LLM-assisted bug hunting makes 90-day disclosure window obsolete

LLMs have collapsed the time between patch publication and working exploit from days or weeks to roughly 30 minutes. The 90-day responsible disclosure standard is no longer viable, nor are monthly patch cycles.

Security researcher Himanshu Anand made the case in a blog post published May 9. His demonstration: after React shipped patches for five CVEs (CVE-2026-23870, CVE-2026-44575, CVE-2026-44579, CVE-2026-44574, CVE-2026-44578), Anand fed the patch diff to an LLM on a local test environment. Thirty minutes later he had a working denial-of-service proof of concept. "AI did most of the heavy lifting: understanding the diff, identifying the vulnerable code path, writing the PoC," he wrote.

Exploit speed compounds with discovery convergence. Anand reported a critical payment-bypass vulnerability to an unnamed e-commerce vendor — an unsigned server response that allowed purchasing a $5,000 item for $0 — and learned he was reporter number eleven. All eleven had independently found the same bug within roughly six weeks using LLM-assisted workflows. Bug-bounty triage engineer @d0rsky corroborated the pattern: "Once a new vulnerability is discovered — especially via some LLM prompt/skills/automation, we start getting a wave of duplicate reports within days. Same root cause, slightly different wording." His follow-on question cuts to the operational risk: "If researchers can replicate these findings so quickly, what's stopping blackhats from doing the same before the issue is fixed?"

The Linux kernel provided a case study in April. Two privilege-escalation vulnerabilities — Copy Fail and Dirty Frag, both targeting insecure zero-copy mechanisms — hit every major distribution in quick succession. Dirty Frag was disclosed publicly in just over a week, far short of the 90-day standard. The implicit acknowledgment: if the exploit is already circulating, disclosure delay offers no protection.
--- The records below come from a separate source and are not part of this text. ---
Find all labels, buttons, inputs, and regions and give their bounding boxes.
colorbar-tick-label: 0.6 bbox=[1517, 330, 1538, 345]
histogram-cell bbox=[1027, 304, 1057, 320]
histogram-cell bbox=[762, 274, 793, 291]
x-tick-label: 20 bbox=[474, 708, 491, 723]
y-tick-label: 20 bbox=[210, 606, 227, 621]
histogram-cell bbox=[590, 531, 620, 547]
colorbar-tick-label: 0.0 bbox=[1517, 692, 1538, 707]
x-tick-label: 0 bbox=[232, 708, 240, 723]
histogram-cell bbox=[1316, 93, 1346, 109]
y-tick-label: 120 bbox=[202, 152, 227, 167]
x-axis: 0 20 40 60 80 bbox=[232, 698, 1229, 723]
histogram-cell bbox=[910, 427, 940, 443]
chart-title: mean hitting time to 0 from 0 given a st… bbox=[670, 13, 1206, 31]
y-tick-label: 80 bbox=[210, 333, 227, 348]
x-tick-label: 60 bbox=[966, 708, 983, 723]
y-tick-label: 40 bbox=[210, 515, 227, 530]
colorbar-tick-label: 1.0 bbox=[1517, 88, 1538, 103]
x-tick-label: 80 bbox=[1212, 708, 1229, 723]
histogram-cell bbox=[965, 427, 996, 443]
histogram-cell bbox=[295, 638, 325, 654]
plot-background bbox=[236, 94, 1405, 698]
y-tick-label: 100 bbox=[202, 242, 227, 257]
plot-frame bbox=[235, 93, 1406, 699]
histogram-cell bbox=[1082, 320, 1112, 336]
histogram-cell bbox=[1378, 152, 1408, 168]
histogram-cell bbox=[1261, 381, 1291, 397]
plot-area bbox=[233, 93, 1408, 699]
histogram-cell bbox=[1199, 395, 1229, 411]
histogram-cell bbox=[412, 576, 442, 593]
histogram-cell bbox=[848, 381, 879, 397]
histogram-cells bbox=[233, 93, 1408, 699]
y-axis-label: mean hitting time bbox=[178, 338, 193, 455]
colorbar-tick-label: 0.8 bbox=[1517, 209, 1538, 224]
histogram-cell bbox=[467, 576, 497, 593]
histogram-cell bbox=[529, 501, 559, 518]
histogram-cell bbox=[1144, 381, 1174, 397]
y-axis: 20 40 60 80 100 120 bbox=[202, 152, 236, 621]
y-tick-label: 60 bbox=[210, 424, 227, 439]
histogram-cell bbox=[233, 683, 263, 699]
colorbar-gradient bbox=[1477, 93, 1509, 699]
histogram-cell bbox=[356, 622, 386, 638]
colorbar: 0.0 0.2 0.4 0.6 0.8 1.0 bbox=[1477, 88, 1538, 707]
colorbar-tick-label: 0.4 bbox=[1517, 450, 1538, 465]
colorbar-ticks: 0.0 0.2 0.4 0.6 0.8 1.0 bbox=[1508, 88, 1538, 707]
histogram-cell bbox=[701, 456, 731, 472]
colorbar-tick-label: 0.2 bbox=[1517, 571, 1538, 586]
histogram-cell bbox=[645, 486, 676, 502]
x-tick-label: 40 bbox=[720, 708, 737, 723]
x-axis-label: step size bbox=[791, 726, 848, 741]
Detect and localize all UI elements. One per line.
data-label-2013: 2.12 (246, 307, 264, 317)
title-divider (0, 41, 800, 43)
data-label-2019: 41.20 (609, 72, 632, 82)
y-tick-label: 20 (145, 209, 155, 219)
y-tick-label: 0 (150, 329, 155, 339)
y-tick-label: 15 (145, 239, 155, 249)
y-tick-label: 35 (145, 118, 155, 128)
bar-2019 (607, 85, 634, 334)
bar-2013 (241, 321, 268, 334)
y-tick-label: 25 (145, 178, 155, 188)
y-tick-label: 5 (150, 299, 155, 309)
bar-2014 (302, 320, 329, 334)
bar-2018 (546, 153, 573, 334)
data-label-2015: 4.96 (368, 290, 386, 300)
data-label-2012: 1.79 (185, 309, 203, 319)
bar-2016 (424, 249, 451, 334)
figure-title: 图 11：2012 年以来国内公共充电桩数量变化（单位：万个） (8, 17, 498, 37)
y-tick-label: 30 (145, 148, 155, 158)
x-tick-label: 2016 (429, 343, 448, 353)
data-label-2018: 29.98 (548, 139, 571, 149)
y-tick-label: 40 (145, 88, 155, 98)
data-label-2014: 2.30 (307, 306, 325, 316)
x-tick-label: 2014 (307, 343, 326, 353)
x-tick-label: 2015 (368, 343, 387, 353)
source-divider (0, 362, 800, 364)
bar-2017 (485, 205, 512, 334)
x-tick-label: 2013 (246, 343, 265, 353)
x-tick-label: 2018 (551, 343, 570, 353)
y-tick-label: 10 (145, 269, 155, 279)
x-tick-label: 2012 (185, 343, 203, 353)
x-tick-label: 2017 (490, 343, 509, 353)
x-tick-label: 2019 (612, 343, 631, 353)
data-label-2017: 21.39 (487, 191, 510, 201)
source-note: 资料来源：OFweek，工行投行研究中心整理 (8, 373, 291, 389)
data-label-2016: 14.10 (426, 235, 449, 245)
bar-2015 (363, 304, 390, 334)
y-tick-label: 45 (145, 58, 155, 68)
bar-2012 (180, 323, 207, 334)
For enterprise security teams, the implication is direct. Monthly patch cycles assume attackers move slower than the release train. That assumption no longer holds. Every critical vulnerability should be classified as a P0 incident and patched immediately, not deferred to the next maintenance window. CTOs running infrastructure on standard cadences are operating on a security model that predates the current threat by several years.

Defenders must match the attacker's toolkit. Anand recommends integrating LLMs directly into code-push pipelines, dependency checks, and deployment gates — using the same pattern-recognition advantage that attackers exploit. Most security exploits stem from recurring bad programming patterns. An LLM running 24/7 catches those patterns faster than manual review. Anthropic's security research team tested Claude Opus 4.6 against well-fuzzed open-source codebases — projects with years of accumulated fuzzer CPU-hours — and found and validated more than 500 high-severity vulnerabilities without custom tooling or specialized prompting, some undetected for decades.

Open-source software presents a particular paradox. Public code visibility has historically enabled rapid community patching. LLMs invert that: the same openness hands attackers a complete, machine-readable attack surface. Mozilla shipped 423 security fixes in April alone, demonstrating fast patch distribution is achievable in OSS. Closed-source vendors face the additional surface of decompilation and network scanning, which LLMs handle with the same efficiency as source analysis.

The 90-day window was designed for a world where exploit development required skilled reverse engineers working over days. That world is gone. Security teams that have not moved to continuous runtime monitoring and on-demand patching are running a deprecated process.